About 3km in to the walk, it begins to rain, torrential rain. It is extremely mild and the rain is warm. We are drenched but it feels great.
When we return out clothes are ready to be wrung out. The landlady offers to dry them in her tumble dryer. What a legend.
The next day, we have breakfast and make plans for the day. We want to visit Dún Aonghasa, Dún Duchathair and Poll na bPéist. The landlady is polite in saying we’re basically mad thinking we can do all that in three hours. But I am a woman on a mission.
We visit Dún Aengus. I am slightly underwhelmed by the views. From the aerial photographs, the site is unbelievable. Standing there, it is a different perspective.
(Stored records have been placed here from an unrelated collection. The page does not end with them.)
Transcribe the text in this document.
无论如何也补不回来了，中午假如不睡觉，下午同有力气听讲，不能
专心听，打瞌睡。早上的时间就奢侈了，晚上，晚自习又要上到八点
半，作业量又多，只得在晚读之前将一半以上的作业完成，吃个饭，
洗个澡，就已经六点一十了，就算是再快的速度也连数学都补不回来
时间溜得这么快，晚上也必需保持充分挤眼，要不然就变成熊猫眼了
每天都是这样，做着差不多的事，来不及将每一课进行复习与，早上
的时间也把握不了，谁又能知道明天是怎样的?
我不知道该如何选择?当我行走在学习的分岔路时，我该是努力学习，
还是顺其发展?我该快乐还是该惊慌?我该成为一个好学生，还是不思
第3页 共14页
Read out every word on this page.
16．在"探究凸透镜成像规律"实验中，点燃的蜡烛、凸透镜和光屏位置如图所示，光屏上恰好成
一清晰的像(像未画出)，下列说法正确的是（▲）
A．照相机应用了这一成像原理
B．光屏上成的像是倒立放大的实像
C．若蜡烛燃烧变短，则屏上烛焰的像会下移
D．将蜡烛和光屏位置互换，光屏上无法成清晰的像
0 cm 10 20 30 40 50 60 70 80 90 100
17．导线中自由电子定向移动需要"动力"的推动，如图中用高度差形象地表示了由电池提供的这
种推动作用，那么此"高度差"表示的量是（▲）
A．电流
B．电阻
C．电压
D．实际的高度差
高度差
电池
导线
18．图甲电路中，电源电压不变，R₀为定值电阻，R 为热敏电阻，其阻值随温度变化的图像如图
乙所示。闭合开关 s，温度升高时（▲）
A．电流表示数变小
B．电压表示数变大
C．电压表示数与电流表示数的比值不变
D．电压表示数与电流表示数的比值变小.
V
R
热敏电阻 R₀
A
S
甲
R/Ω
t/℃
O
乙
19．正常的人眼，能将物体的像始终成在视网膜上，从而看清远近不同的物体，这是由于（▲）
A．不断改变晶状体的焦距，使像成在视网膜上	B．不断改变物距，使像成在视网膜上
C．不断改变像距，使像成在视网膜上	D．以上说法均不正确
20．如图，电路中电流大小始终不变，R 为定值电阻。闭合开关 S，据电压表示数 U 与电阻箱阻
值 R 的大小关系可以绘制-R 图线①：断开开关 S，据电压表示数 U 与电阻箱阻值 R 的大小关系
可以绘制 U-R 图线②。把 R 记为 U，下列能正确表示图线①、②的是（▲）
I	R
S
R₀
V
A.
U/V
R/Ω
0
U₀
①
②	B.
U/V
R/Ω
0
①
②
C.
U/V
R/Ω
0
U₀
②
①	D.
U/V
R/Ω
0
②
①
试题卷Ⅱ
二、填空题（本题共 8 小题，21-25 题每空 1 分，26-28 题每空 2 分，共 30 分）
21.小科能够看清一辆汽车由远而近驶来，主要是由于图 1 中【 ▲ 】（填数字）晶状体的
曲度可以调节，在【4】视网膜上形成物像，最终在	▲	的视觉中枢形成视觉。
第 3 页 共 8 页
We head for the Serpent’s Lair otherwise known as the Wormhole or ‘Poll na Péist’. It is a long walk and we get lost. An islander is in his gardens strimming the grass. We approach him in our hiking gear, equipped with Raybans and DSLR camera cringing that we must be the 1000th tourists coming onto his property to ask directions! He is a gentleman. He provides clear directions and asks us how we are. 30 minutes later we are at the Wormhole.
We leave at 3pm to catch the ferry at 4pm. Laden down with gear, we walk up the main road. 30 minutes later it becomes clear that we may miss this boat. We walk along with thumbs outstretched in the thumb a lift symbol but to no avail. Exhausted and feeling like a damsel in distress, my partner offers to leg it up to the bear carrying his stuff and 90% of my gear. I jog after him and catch sight of him speaking to a local. He motions to me that he has found a lift. Drenched in perspiration I sprint to the car.
A man, in his 70s sits in the front seat of a 1996 Toyota Corolla. On the back seat lie two planks of wood, a bottle of dettol and an iron stained jug. He begins to drive as my feet are still on the road. I can’t see this man’s face but the grey hair protruding from his ears are palpable. He speaks calmly as we express our gratitude. Upon arriving at the pier 8 minutes later, we offer €20 for the ride, he refuses, we offer €10, at this point he is telling us to get out of the car. We thank him endlessly and run for the boat.
We reach the boat and hurry on board. We sit down and catch our breath. We stop at Inis Meáin and encounter and extremely interesting man made port. We reach Doolin by 5:30. We decide to visit the cliffs of moher and Father Ted Parochial house before returning home. The islanders and the services they offered summed up the magic of Irish hospitality. We are indebted to their service. Go raibh maith agat, Inis Mór.